= China Railway Loyalty Programme =

Railway loyalty programme in China

China Railway Loyalty Programme is the frequent traveler loyalty program launched by the China State Railway Group (CR) through its official website and mobile application, 12306. Formally launched in 2017, the program allows passengers to earn points through travel and redeem them for train tickets for themselves or authorized designees.

== Membership ==
The program is open to natural persons aged 12 and above. Registration is available via the 12306 APP or at designated station windows using valid identification documents.

Newly registered members typically start at the Two-Star level.

== Point System ==

=== Accumulation ===
Members earn points after completing trips on eligible trains. Points are calculated based on the ticket price:
- Base Points: Earned at a rate of 5 points per 1 CNY of the ticket price (rounded to the nearest whole number).
- Exclusions: Points are currently not awarded for on-board upgrades, non-real-name trains, or international rail services.

As of 2025, specific age-based bonus policies have been implemented:
- Senior Citizens: Effective April 1, 2025, passengers aged 60 and above (excluding foreign nationals without permanent residency) earn points at 15 times the ticket price.
- Youth Members: Effective October 20, 2025, passengers aged 14 to 28 (excluding foreign nationals without permanent residency) earn points at 10 times the ticket price. This bonus cannot be combined with student ticket discounts.

=== Redemption ===
- Eligibility: Members become eligible for redemption once their account reaches a cumulative 10,000 points (including expired points).
- Value: 100 points are equivalent to 1 CNY.
- Usage: Redemption is only available for train services marked with the "Dui" (兑, meaning "Redeem") symbol in the 12306 app. Reward tickets are non-refundable and the destination cannot be changed. However, they may be rescheduled to other "redeemable" trains for a fee of 1,000 points.

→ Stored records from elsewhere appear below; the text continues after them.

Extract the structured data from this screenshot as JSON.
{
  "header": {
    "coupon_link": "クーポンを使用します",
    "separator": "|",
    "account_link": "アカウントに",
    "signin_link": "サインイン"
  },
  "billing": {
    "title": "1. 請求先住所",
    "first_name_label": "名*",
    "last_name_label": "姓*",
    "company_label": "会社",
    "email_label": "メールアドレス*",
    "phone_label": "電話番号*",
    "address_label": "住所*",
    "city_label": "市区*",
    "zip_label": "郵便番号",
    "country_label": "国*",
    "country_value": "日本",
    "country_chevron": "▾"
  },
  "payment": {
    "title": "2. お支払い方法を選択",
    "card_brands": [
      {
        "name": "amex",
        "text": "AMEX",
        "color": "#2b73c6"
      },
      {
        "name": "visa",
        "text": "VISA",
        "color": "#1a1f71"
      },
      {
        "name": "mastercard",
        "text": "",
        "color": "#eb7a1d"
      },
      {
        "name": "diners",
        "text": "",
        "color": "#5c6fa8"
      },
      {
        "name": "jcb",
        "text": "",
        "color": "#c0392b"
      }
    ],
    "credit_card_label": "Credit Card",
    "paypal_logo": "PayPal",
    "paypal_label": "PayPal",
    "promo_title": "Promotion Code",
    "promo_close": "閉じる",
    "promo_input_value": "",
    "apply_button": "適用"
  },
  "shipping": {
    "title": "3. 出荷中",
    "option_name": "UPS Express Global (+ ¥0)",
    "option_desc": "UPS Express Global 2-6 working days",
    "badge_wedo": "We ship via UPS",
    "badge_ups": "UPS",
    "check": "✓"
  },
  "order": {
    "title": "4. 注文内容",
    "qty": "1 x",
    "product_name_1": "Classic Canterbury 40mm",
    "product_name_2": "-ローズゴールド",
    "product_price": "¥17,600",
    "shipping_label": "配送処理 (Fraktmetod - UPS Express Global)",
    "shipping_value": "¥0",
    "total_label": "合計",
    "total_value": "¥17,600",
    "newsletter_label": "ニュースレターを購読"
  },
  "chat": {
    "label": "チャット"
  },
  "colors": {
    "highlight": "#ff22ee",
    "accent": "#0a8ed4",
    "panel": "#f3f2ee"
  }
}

=== Validity and Point Extension ===
Standard points are valid for 12 months from the date they are credited to the account. During the COVID-19 pandemic in mainland China, China Railway issued several blanket extensions for points due to travel restrictions.

In the event of a train delay or cancellation, passengers may use the non-fault refund mechanism to get their spent points back and have the expiration date recalculated.

== Tier Benefits ==
In addition to point redemption, high-tier members enjoy premium services at selected stations.

- Seat Upgrades: Points can be used for on-board seat upgrades.
- Point Reclamation: If points fail to credit automatically, members may apply for a manual claim within 90 days of the travel date.